I had three meetings with the men. In the first, I asked for their stories. For the second, I wrote a script, which they read and discussed. The last, we went over how to sit, stand, and present the thing. Normally, I'd like more time, but this will come out just fine.
The theme given us was hope. Not something easily defined, but for men who spent anywhere from three to 21 years locked up, it's a feeling they know a little about.
Mentally, I had grouped this work in the same category as my theatre with homeless people. Certainly, these, too, are people who don't typically get to experience the arts firsthand (though there's quite a movement behind bars to stage plays).
But these are men; they don't appear to suffer from the mental instabilities I saw in the women; they've necessarily kicked any substance abuse habit, though they might continue to struggle; they're in a better place than they were not very long ago, and therefore are grateful.
"Sitting on a couch," one man likes to say. "Sitting. On. A. COUCH. Do I need to say more?"
These differences affect me as director in opposing ways. First, I can identify more easily with people who live in homes and are mentally stable; one man and I exchange raw juice recipes every time we meet. And it's significantly easier on me to work with people who want to be there.

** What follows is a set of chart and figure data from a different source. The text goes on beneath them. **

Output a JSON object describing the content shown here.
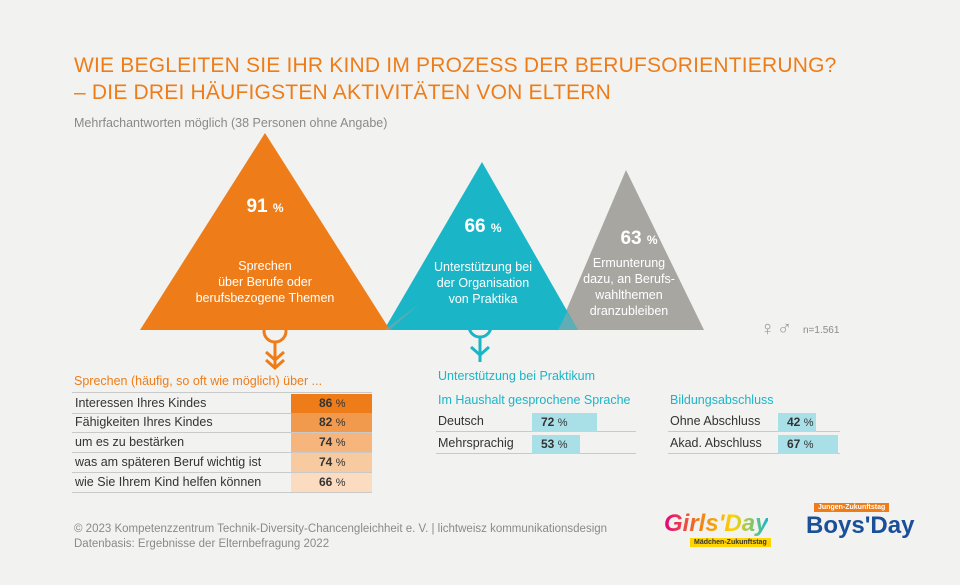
{
  "title_line1": "WIE BEGLEITEN SIE IHR KIND IM PROZESS DER BERUFSORIENTIERUNG?",
  "title_line2": "– DIE DREI HÄUFIGSTEN AKTIVITÄTEN VON ELTERN",
  "subtitle": "Mehrfachantworten möglich (38 Personen ohne Angabe)",
  "triangles": [
    {
      "value": "91",
      "unit": "%",
      "label": [
        "Sprechen",
        "über Berufe oder",
        "berufsbezogene Themen"
      ],
      "color": "#ee7d19"
    },
    {
      "value": "66",
      "unit": "%",
      "label": [
        "Unterstützung bei",
        "der Organisation",
        "von Praktika"
      ],
      "color": "#1ab6c8"
    },
    {
      "value": "63",
      "unit": "%",
      "label": [
        "Ermunterung",
        "dazu, an Berufs-",
        "wahlthemen",
        "dranzubleiben"
      ],
      "color": "#a8a6a1"
    }
  ],
  "gender_symbols": "♀♂",
  "n_label": "n=1.561",
  "chart_data": [
    {
      "type": "bar",
      "title": "Sprechen (häufig, so oft wie möglich) über ...",
      "categories": [
        "Interessen Ihres Kindes",
        "Fähigkeiten Ihres Kindes",
        "um es zu bestärken",
        "was am späteren Beruf wichtig ist",
        "wie Sie Ihrem Kind helfen können"
      ],
      "values": [
        86,
        82,
        74,
        74,
        66
      ],
      "unit": "%",
      "colors": [
        "#ee7d19",
        "#f19a4e",
        "#f5b57c",
        "#f8caa0",
        "#fbdcc0"
      ]
    },
    {
      "type": "bar",
      "title": "Unterstützung bei Praktikum",
      "groups": [
        {
          "title": "Im Haushalt gesprochene Sprache",
          "categories": [
            "Deutsch",
            "Mehrsprachig"
          ],
          "values": [
            72,
            53
          ],
          "unit": "%"
        },
        {
          "title": "Bildungsabschluss",
          "categories": [
            "Ohne Abschluss",
            "Akad. Abschluss"
          ],
          "values": [
            42,
            67
          ],
          "unit": "%"
        }
      ],
      "color": "#a9e0e8"
    }
  ],
  "footer_line1": "© 2023  Kompetenzzentrum Technik-Diversity-Chancengleichheit e. V. | lichtweisz kommunikationsdesign",
  "footer_line2": "Datenbasis: Ergebnisse der Elternbefragung 2022",
  "logo_girls": "Girls'Day",
  "logo_girls_sub": "Mädchen-Zukunftstag",
  "logo_boys_top": "Jungen-Zukunftstag",
  "logo_boys": "Boys'Day"
}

But on the other hand, they're men. They've just gotten out of prison. We're meeting in a church. When I direct, I connect with my people to figure out how to coach the best out of them. I'm not sweet, I'm a little rough and quick (especially with only three meetings) in getting the job done.
With the women, I learned to be tough but give words of inspiration when appropriate, which, if I did it right, would be answered with Amen.

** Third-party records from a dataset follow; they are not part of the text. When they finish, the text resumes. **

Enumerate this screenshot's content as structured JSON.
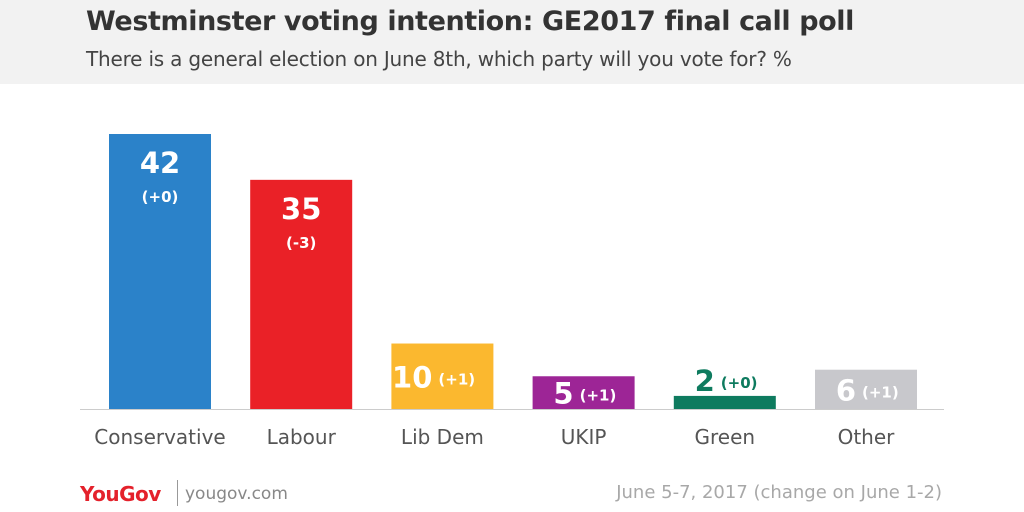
{
  "header": {
    "title": "Westminster voting intention: GE2017 final call poll",
    "subtitle": "There is a general election on June 8th, which party will you vote for? %"
  },
  "chart_data": {
    "type": "bar",
    "title": "Westminster voting intention: GE2017 final call poll",
    "subtitle": "There is a general election on June 8th, which party will you vote for? %",
    "categories": [
      "Conservative",
      "Labour",
      "Lib Dem",
      "UKIP",
      "Green",
      "Other"
    ],
    "values": [
      42,
      35,
      10,
      5,
      2,
      6
    ],
    "changes": [
      "(+0)",
      "(-3)",
      "(+1)",
      "(+1)",
      "(+0)",
      "(+1)"
    ],
    "colors": [
      "#2b82c9",
      "#ea2127",
      "#fbb82f",
      "#9d2596",
      "#0e7b5f",
      "#c8c8cc"
    ],
    "ylim": [
      0,
      42
    ],
    "grid": false,
    "legend": "none"
  },
  "footer": {
    "brand": "YouGov",
    "url": "yougov.com",
    "note": "June 5-7, 2017 (change on June 1-2)"
  }
}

With the men, we figured each other out by the last meeting. I could give orders ("Stop rushing, Paul") and follow up with a joke. But they're still men, and that's a different dynamic.

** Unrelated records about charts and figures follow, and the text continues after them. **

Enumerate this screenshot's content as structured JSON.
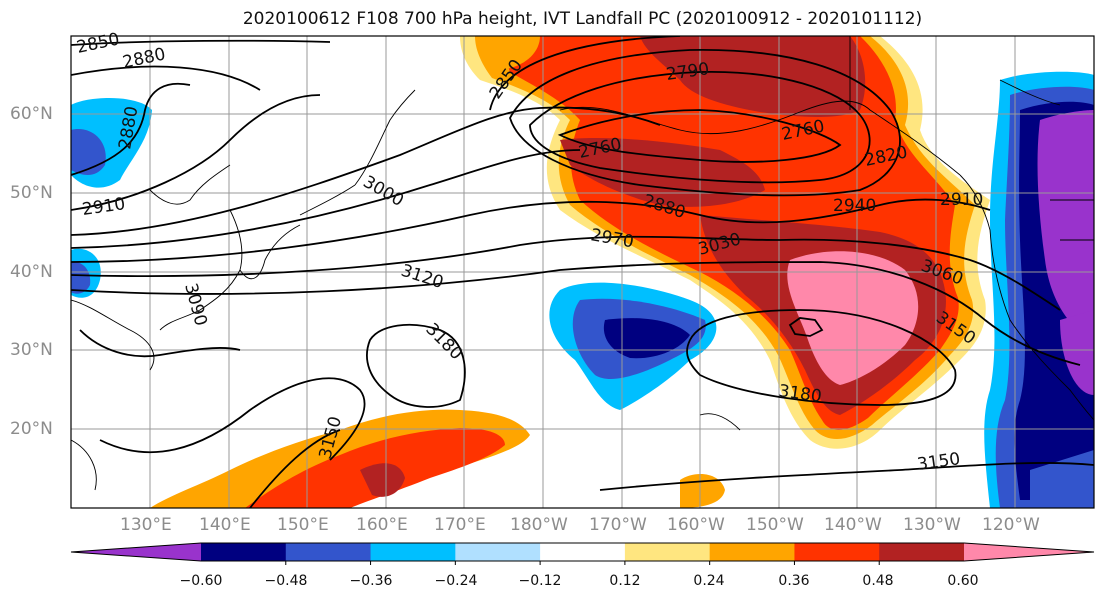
{
  "title": "2020100612 F108 700 hPa height, IVT Landfall PC (2020100912 - 2020101112)",
  "lat_labels": [
    "60°N",
    "50°N",
    "40°N",
    "30°N",
    "20°N"
  ],
  "lon_labels": [
    "130°E",
    "140°E",
    "150°E",
    "160°E",
    "170°E",
    "180°W",
    "170°W",
    "160°W",
    "150°W",
    "140°W",
    "130°W",
    "120°W"
  ],
  "contour_labels": [
    "2850",
    "2880",
    "2880",
    "2910",
    "2850",
    "2790",
    "2760",
    "2760",
    "2820",
    "3000",
    "2880",
    "2940",
    "2910",
    "2970",
    "3030",
    "3060",
    "3120",
    "3090",
    "3180",
    "3150",
    "3180",
    "3150",
    "3150"
  ],
  "colorbar": {
    "colors": [
      "#9933cc",
      "#000080",
      "#3355cc",
      "#00bfff",
      "#b0e0ff",
      "#ffffff",
      "#ffe680",
      "#ffa500",
      "#ff3300",
      "#b22222",
      "#ff88aa"
    ],
    "tick_labels": [
      "−0.60",
      "−0.48",
      "−0.36",
      "−0.24",
      "−0.12",
      "0.12",
      "0.24",
      "0.36",
      "0.48",
      "0.60"
    ]
  }
}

Too, there's an elephant in the room. Why were they in prison? When you're asking ex-cons about hope, and they're talking about their darkest night in prison, you want to feel empathy, and then you wonder, Yeah, but what did they do?
This elephant made it into the script; I couldn't not put it in there. Someday, I'll write about what happened the first day we read the play. Come see the play if you can--if you can face some heavy thinking on who you judge, who paid their price, what's an adequate price, whose slate is clear, and who might live as you do.